側面や上下の視界が狭くて首ごと動かさないと周りが見えないんだと、兜を被ってみて初めて知った。

私、ヘルメットって 工事現場用(ドカヘル) と原付用のお椀型しか被った経験がなかったから、あの視界の狭さは、こんなので戦争するの!? って衝撃的だったよ。
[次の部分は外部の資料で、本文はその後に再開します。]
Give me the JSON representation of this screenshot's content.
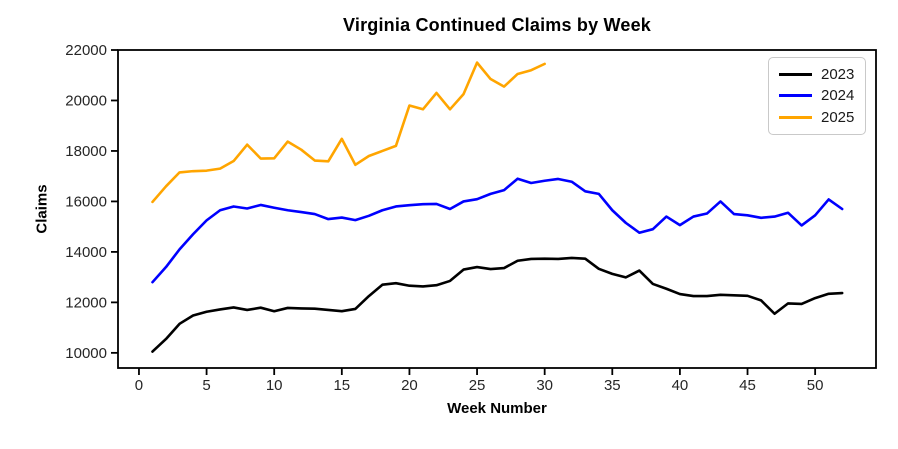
{
  "chart_data": {
    "type": "line",
    "title": "Virginia Continued Claims by Week",
    "xlabel": "Week Number",
    "ylabel": "Claims",
    "xlim": [
      -1.55,
      54.5
    ],
    "ylim": [
      9400,
      22000
    ],
    "xticks": [
      0,
      5,
      10,
      15,
      20,
      25,
      30,
      35,
      40,
      45,
      50
    ],
    "yticks": [
      10000,
      12000,
      14000,
      16000,
      18000,
      20000,
      22000
    ],
    "grid": false,
    "legend_position": "upper right",
    "x_start_week": 1,
    "series": [
      {
        "name": "2023",
        "color": "#000000",
        "values": [
          10050,
          10550,
          11150,
          11480,
          11630,
          11720,
          11800,
          11700,
          11790,
          11650,
          11780,
          11760,
          11750,
          11700,
          11650,
          11740,
          12250,
          12700,
          12760,
          12660,
          12630,
          12680,
          12850,
          13300,
          13400,
          13320,
          13360,
          13650,
          13720,
          13730,
          13720,
          13760,
          13730,
          13330,
          13130,
          12990,
          13260,
          12730,
          12540,
          12330,
          12250,
          12250,
          12300,
          12280,
          12260,
          12080,
          11550,
          11960,
          11940,
          12170,
          12340,
          12370
        ]
      },
      {
        "name": "2024",
        "color": "#0000ff",
        "values": [
          12800,
          13400,
          14100,
          14700,
          15250,
          15650,
          15800,
          15720,
          15860,
          15750,
          15650,
          15580,
          15500,
          15300,
          15360,
          15260,
          15430,
          15650,
          15800,
          15850,
          15890,
          15900,
          15700,
          16000,
          16090,
          16300,
          16450,
          16900,
          16730,
          16820,
          16890,
          16780,
          16400,
          16300,
          15650,
          15150,
          14760,
          14900,
          15400,
          15060,
          15400,
          15520,
          16000,
          15500,
          15450,
          15350,
          15400,
          15550,
          15050,
          15450,
          16080,
          15700
        ]
      },
      {
        "name": "2025",
        "color": "#ffa500",
        "values": [
          15980,
          16600,
          17150,
          17200,
          17220,
          17300,
          17600,
          18250,
          17700,
          17710,
          18370,
          18050,
          17620,
          17590,
          18480,
          17450,
          17800,
          18000,
          18200,
          19800,
          19650,
          20300,
          19650,
          20250,
          21500,
          20850,
          20550,
          21050,
          21200,
          21450
        ]
      }
    ]
  }
}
戦場なんて360度のどこから何が飛んできてもおかしくない場所でしょ。

みんなそうだ甘やかすなと叱られそうだから、やっぱり擁護できないんだけどね。

イディアさんが馬を停めて私たちの馬も追従して足を止める。

工兵部隊の兵士さんたちが駆け寄ってきたことで、作業を開始する現場に到着したものと判断して馬から下りようとしたら、移動している人々の中から私たちの到着に気付いた人たちの声が上がる。

「あっ! 姫さ―――、うわっ止めろ何をする!?」

「黙んなさい!」

「フィオレ様とお呼びしろ! 良いな!?」

口にしてはいけない呼び名を口にしようとした人を周りの人たちが抑え込み、その姿に苦笑している兵士さんたちに迎えられる。
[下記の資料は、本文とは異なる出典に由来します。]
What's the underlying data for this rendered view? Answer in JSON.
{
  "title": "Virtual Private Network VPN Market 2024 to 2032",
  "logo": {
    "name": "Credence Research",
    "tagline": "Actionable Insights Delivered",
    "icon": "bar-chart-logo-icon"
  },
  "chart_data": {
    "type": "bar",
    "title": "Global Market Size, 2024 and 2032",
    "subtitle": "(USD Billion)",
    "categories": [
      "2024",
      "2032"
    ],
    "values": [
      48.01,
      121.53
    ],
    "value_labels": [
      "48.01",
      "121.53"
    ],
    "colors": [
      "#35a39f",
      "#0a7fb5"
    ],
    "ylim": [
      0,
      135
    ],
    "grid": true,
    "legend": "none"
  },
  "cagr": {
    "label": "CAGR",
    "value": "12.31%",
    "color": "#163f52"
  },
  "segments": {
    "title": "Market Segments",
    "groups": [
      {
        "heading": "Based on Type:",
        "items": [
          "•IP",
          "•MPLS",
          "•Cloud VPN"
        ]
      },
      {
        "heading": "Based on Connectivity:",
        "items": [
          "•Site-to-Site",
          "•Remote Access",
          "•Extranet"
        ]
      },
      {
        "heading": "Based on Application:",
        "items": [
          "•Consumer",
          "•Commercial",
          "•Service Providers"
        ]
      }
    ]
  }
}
一足早くシュタッと地面に立ったルナリアがドーンと反り返る。

「みんな、おはよう!」

「「「「「おはようございます!」」」」」

ルナリアの明るい声に兵士さんたちの表情が明るくなる。

さすが、みんなのアイドル。

私では一声で周囲の空気を変えるのは無理だなあ。

周囲の空気を凍らせるのは簡単に出来そうだけど。

本質的な陽キャと陰キャの違いは、私には如何ともし難い。

兵士さんの一人が轡を取ってくれたので鞍から下りて手綱を預ける。

「おはようございます」

「・・・おはよう。もう、作業分担を進めてたんだね」

「1時間以上も前から集まっていましたので、折角だからと」

兵士さんが難民―――、もうウォーレス領の領民なんだから難民じゃないな。

エクラーダ人? エクラーダ系領民? の人たちへと目を向ける。

「早いわね!」

「・・・まだ真っ暗な時間から集まってたんだ?」

ははぁ。ずっとあの調子で待ってたのか。

ヤル気がおかしな方を向いてケンカを始められても困るから、意識を他に向けるためにも作業グループ分けを始めたってことかな。

私の問いに目を柔らかくした兵士さんが頷く。